I have provided a somewhat long list of areas for improvement in our corporate landscape –
- enhancing introspection and diversity in our corporate boards;
- strengthening the quality of financial audits;
- empowering shareholders to exercise good market discipline;
- promoting a corporate culture of ethical conduct; and
- contributing to environmental sustainability.
But I would be remiss if I did not acknowledge the strong progress that Singapore has made since the Code of Corporate Governance was first issued in 2001. The vast majority of listed companies here take corporate governance seriously and are getting better at it.
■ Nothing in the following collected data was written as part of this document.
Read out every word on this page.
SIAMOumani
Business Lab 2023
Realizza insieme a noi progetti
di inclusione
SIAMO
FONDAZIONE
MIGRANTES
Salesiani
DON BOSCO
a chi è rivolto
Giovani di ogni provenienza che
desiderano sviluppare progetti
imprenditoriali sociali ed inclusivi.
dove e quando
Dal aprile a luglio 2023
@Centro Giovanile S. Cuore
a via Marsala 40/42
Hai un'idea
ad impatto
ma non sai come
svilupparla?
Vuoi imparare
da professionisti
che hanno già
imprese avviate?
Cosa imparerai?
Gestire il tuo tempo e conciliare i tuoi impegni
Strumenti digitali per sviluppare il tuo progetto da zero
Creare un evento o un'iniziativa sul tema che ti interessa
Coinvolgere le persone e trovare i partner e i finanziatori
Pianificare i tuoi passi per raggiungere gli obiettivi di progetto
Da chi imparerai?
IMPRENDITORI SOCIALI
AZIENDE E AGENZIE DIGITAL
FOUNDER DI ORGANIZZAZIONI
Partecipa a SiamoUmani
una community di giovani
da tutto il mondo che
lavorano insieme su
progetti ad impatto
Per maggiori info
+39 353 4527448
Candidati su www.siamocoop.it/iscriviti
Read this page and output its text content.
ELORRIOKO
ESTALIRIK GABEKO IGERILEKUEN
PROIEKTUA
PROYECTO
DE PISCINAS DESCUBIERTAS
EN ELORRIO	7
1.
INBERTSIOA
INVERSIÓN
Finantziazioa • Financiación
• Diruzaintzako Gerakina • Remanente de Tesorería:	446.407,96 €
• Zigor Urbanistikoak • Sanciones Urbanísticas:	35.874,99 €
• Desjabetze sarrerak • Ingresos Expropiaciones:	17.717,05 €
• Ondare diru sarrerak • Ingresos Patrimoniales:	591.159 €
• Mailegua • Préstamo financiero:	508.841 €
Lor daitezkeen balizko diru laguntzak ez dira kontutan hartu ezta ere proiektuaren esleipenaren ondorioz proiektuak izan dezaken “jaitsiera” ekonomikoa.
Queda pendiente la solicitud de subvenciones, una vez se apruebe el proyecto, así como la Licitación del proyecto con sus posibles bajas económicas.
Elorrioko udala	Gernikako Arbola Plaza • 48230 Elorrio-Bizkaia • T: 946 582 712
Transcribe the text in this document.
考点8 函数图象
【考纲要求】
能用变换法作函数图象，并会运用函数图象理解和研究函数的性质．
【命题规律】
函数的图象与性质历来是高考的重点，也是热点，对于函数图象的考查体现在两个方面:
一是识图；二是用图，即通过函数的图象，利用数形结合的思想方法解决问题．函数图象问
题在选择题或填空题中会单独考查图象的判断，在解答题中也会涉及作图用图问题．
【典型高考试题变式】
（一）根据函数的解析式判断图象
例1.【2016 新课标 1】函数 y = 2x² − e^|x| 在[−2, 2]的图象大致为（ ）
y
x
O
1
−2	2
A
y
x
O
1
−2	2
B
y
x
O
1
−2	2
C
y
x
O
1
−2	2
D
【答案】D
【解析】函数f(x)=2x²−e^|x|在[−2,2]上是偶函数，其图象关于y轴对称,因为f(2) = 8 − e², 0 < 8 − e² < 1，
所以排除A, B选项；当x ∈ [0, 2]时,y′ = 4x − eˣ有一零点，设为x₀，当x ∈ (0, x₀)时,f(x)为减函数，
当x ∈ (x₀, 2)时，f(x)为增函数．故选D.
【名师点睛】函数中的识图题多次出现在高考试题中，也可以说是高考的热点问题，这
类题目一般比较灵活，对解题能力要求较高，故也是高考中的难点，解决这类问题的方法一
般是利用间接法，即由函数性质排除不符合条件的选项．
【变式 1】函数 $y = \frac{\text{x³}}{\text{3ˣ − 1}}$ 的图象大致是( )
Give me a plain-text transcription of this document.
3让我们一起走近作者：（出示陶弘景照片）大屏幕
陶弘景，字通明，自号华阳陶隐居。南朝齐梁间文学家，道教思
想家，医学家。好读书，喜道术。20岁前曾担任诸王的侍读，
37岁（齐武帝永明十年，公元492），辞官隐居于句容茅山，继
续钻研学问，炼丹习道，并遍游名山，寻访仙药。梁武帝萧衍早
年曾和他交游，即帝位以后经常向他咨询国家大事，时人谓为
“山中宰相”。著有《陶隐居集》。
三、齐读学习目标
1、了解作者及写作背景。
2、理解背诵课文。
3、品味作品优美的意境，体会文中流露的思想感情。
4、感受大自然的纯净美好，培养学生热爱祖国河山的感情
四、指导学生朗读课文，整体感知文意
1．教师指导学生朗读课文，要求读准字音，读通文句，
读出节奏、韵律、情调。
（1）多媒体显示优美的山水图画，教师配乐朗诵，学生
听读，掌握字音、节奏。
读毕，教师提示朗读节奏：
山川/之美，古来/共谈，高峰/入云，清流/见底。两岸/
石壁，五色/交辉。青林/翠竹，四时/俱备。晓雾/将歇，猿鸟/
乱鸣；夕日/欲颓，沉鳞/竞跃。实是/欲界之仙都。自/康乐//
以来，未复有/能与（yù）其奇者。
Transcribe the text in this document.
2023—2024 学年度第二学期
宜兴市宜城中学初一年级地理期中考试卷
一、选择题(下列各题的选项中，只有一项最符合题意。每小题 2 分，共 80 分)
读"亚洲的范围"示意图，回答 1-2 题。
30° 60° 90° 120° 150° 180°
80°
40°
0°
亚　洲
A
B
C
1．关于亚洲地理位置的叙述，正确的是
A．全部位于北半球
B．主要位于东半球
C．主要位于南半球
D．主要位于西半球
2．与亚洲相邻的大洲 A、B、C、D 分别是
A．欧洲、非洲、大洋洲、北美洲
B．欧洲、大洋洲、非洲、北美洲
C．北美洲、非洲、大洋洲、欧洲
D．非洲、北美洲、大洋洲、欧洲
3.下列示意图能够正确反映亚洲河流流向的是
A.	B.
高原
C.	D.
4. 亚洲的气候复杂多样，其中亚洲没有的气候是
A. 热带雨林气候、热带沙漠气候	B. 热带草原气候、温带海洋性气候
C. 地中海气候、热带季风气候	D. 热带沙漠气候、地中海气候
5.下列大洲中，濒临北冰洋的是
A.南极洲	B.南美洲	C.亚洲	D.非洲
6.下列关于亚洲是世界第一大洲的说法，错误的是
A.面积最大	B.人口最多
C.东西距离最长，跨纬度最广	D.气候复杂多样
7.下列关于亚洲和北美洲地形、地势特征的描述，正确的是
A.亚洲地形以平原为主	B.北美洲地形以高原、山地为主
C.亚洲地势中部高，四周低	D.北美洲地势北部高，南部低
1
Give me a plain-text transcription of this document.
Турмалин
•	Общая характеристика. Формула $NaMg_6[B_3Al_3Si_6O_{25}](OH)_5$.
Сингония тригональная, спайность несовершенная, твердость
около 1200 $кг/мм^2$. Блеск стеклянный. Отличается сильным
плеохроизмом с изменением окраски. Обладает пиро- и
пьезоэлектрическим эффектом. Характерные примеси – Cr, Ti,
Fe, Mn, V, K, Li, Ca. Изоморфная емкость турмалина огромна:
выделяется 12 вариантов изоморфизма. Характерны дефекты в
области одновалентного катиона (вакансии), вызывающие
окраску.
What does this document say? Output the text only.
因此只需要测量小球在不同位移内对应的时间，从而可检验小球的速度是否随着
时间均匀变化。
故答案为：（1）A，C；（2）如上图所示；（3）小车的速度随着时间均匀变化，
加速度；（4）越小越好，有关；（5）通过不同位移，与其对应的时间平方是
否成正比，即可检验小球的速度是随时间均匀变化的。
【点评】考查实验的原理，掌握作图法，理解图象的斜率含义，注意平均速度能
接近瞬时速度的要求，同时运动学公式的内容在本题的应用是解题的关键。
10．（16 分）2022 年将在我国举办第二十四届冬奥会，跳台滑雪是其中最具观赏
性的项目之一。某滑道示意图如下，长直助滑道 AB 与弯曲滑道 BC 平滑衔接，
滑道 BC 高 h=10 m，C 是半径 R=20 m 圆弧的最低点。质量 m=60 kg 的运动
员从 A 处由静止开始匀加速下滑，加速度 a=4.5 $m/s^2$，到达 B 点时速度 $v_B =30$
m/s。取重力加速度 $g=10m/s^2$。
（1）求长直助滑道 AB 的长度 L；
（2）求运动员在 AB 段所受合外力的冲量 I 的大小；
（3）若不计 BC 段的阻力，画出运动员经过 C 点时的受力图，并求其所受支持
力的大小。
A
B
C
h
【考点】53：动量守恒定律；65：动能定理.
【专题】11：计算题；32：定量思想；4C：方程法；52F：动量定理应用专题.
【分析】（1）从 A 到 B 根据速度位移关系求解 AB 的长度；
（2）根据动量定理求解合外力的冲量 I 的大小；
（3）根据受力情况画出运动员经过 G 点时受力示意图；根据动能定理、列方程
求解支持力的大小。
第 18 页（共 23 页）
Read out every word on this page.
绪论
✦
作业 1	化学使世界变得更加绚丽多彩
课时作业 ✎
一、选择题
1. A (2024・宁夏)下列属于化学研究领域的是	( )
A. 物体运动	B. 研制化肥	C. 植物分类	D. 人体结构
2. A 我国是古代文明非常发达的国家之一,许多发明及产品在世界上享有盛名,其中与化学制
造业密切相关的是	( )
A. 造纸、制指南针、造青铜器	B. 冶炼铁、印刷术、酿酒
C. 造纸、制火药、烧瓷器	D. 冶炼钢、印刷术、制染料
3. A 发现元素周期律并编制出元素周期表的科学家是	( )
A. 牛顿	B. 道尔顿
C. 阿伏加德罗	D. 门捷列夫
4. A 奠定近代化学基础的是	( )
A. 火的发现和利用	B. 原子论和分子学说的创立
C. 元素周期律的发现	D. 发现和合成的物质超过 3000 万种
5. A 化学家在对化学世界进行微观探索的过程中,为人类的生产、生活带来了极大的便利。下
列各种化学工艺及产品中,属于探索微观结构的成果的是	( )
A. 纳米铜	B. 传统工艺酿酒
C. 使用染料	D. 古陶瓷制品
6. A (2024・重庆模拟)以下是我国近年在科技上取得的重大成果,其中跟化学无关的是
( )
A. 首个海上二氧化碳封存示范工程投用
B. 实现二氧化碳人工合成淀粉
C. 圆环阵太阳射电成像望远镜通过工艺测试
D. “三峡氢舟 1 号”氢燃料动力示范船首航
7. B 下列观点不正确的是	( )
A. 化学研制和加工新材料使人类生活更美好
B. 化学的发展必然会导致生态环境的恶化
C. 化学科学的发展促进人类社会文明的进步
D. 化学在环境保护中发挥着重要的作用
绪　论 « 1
- A review by KPMG in 2022 of listed companies’ compliance with the Corporate Governance Code found general improvement in disclosures compared to a similar review done in 2016.
- The Singapore Governance and Transparency Index 2023 indicates significant improvement in the average scores and disclosure standards for Singapore listed companies. The 2023 score was 89 points, compared to 60 points in 2017.
- According to the Asian Corporate Governance Association’s widely-followed corporate governance rankings of 12 Asia-Pacific markets, Singapore was ranked joint second with Hong Kong in 2020.
But as with everything else that Singapore does, we never rest on our laurels. Lifting standards of corporate governance and strengthening trust is an ongoing effort. We must benchmark to the best-in-class globally and seek continuous improvement.
Let us do well, let us do right, and let us do good.
 Algan, Y. and P. Cahuc (2014). “Trust, growth and well-being: New evidence and policy implications”, in Aghion, P. and S. Durlauf (eds.), Handbook of Economic Growth, Vol. 2, Elsevier, North Holland, Amsterdam.
 Zak, P. J., & Knack, S. (2001). Trust and growth. The Economic Journal, 111(470).